Eunews: Councilor De Lotto, how did we come to talk about strategic autonomy?
Pietro De Lotto: It is a concept launched a few years ago but has undergone several modifications. At the European level, we initially talked about “Open strategic autonomy.” In the last 25 years, Europe has had a position of total openness in the world market. We have probably had an excess of confidence in the potential of open competition: starting in 2002 (China’s first year as a member of the WTO, Ed.), we began to delegate some fundamental activities, starting with manufacturing, to others, trusting that we could exclusively maintain the financialisation of the economy. At the same time, we delegated our energy supply to another partner, Russia. Finally, we totally relied on traditional trans-Atlantic relations as far as the defence was concerned. To this, it must be added that we did not safeguard and promote a domestic capital market. Hence, the need to reconsider not our interdependencies but our dependence, which has become very strong. In these 20 years, the accumulated delays have been great.

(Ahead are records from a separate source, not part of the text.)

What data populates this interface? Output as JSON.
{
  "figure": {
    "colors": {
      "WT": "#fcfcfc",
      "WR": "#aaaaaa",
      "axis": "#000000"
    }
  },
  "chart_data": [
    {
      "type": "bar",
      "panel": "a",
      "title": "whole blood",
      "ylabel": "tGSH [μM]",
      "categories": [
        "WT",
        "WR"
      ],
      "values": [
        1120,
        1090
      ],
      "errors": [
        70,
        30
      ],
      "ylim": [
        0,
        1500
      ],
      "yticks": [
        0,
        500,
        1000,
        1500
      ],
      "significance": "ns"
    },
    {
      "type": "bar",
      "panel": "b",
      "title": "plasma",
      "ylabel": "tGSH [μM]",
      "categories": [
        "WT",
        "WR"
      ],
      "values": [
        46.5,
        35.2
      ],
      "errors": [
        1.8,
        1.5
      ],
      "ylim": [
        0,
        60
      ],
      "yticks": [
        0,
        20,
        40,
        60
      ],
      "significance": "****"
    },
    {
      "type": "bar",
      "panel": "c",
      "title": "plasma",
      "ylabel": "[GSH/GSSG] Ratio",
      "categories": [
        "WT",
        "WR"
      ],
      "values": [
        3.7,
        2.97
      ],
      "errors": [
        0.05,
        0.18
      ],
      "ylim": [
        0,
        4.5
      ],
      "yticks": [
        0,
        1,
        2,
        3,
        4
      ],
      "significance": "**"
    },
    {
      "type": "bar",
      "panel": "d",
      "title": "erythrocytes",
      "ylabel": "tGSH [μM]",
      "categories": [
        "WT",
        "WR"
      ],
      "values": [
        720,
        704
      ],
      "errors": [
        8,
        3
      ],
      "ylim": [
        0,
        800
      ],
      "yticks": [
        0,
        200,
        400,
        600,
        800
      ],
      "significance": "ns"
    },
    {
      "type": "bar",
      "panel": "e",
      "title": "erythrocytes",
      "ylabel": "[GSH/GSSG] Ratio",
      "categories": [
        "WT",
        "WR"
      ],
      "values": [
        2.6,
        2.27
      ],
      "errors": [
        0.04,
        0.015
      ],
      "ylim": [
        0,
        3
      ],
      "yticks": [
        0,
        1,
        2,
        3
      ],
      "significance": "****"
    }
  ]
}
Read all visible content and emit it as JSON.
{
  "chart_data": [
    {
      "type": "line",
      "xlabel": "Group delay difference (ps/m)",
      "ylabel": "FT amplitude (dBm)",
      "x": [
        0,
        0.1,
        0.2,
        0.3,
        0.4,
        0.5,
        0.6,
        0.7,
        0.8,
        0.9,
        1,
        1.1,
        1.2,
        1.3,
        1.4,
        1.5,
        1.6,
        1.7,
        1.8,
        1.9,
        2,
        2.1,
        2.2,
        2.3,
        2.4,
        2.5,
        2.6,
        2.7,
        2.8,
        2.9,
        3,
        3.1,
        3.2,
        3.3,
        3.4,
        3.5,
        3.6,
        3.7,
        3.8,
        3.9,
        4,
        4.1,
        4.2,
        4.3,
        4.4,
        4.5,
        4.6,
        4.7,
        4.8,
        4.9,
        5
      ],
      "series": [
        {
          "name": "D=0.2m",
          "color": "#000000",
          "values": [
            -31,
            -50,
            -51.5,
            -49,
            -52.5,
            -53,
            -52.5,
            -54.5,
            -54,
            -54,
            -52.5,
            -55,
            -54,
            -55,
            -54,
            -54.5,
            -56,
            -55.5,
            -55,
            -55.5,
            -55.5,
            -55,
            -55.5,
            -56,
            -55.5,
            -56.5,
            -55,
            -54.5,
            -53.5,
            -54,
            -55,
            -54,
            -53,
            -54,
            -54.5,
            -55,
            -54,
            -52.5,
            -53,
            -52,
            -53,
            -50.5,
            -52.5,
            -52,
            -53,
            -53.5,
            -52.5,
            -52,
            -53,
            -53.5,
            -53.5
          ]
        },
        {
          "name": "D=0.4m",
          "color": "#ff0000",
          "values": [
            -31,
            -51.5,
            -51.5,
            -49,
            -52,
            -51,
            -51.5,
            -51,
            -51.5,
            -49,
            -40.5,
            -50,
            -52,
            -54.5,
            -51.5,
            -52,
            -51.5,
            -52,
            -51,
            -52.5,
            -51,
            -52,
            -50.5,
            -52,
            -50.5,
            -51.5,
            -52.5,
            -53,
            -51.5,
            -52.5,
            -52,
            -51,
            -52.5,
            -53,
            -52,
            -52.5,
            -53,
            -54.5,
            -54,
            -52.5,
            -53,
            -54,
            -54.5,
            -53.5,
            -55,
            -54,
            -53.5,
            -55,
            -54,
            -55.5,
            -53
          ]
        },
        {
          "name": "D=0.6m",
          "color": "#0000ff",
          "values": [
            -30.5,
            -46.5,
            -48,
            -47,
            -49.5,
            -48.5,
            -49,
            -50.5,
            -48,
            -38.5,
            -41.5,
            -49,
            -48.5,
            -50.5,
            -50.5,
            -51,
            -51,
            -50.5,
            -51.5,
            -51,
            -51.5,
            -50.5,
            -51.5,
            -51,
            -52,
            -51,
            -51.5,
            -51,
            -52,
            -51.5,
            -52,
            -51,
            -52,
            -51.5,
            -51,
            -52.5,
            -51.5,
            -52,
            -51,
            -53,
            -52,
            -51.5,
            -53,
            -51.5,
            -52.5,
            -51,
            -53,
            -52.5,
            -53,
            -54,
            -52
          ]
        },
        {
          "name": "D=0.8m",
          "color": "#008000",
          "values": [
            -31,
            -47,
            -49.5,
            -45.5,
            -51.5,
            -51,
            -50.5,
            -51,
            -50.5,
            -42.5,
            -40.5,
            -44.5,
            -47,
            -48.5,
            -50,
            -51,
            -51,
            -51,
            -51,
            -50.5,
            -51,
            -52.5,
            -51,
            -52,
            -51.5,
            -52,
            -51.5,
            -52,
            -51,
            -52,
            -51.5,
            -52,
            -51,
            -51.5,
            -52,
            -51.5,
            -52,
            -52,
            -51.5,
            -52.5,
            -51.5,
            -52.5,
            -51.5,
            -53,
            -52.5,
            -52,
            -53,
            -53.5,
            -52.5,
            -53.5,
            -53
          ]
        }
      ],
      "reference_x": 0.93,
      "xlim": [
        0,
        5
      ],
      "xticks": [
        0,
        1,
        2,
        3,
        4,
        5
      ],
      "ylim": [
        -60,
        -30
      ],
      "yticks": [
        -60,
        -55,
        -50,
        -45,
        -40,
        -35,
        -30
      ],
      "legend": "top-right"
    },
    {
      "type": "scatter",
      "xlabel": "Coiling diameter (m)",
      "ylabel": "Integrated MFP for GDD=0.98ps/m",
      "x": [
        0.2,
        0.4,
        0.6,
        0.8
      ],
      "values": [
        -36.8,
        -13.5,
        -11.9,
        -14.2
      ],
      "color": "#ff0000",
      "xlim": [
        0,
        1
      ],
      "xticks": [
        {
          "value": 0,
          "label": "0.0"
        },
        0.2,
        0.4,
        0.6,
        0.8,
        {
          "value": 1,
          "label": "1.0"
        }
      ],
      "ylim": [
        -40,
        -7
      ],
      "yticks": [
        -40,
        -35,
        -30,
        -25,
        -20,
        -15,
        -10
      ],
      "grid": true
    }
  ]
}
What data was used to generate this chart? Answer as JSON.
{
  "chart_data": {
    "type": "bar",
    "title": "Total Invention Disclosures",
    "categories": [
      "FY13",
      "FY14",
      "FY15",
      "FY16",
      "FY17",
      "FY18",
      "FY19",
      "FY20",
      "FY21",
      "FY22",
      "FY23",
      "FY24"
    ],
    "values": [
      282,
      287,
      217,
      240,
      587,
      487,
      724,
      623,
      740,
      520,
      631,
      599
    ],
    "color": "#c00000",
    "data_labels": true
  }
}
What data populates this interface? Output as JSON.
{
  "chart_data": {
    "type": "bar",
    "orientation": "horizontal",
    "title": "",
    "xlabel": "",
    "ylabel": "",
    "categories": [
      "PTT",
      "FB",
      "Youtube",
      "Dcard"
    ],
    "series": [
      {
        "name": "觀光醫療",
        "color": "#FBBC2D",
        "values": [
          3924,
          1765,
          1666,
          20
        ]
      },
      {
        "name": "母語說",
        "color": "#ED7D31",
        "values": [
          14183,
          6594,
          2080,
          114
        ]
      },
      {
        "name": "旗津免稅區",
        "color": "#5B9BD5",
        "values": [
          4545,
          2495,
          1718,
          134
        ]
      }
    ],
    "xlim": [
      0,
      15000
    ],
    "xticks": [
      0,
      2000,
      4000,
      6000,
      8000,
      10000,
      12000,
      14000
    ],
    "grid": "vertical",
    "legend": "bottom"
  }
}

E: Do you think we were able to rebalance the situation?
P.D.L.: With difficulty, we managed to do that, yes. This despite the fact that we have not achieved the internal energy market, we have not formed the banking and capital union, nor have we strengthened our own way, a “European way”, in some strategic sectors. I am talking about telecommunications systems, supply chains related to the defence industry and critical raw materials. The new geopolitical situation meant that the position we had built, an agglomeration of different interests, was no longer bearable.
E: What would you highlight about the ReArm EU plan?
P.D.L: I think the disruptive aspect was the words of Ursula von der Leyen yesterday (March 19), who said that she does not expect ReArm plan funds to be used for purchases outside Europe, where we currently spend, depending on estimates, between 60 and 80 per cent of our resources. This is something really important.
E: What is the most difficult challenge facing Europe?
P.D.L.: The most complicated area is critical raw materials because we do not produce them. Here, the diversification of supplies is crucial. It is almost never mentioned, for example, that the EU signed before the war a joint exploitation agreement with Ukraine. However, I think it is incumbent, though perhaps heterodox, to return to the capital market. Europe has an enormous production of savings and an enormous capacity to mobilise them, but without a banking and capital union, we risk benefiting our competitors. The need for strategic autonomy, which is now no longer “open,” also comes through here.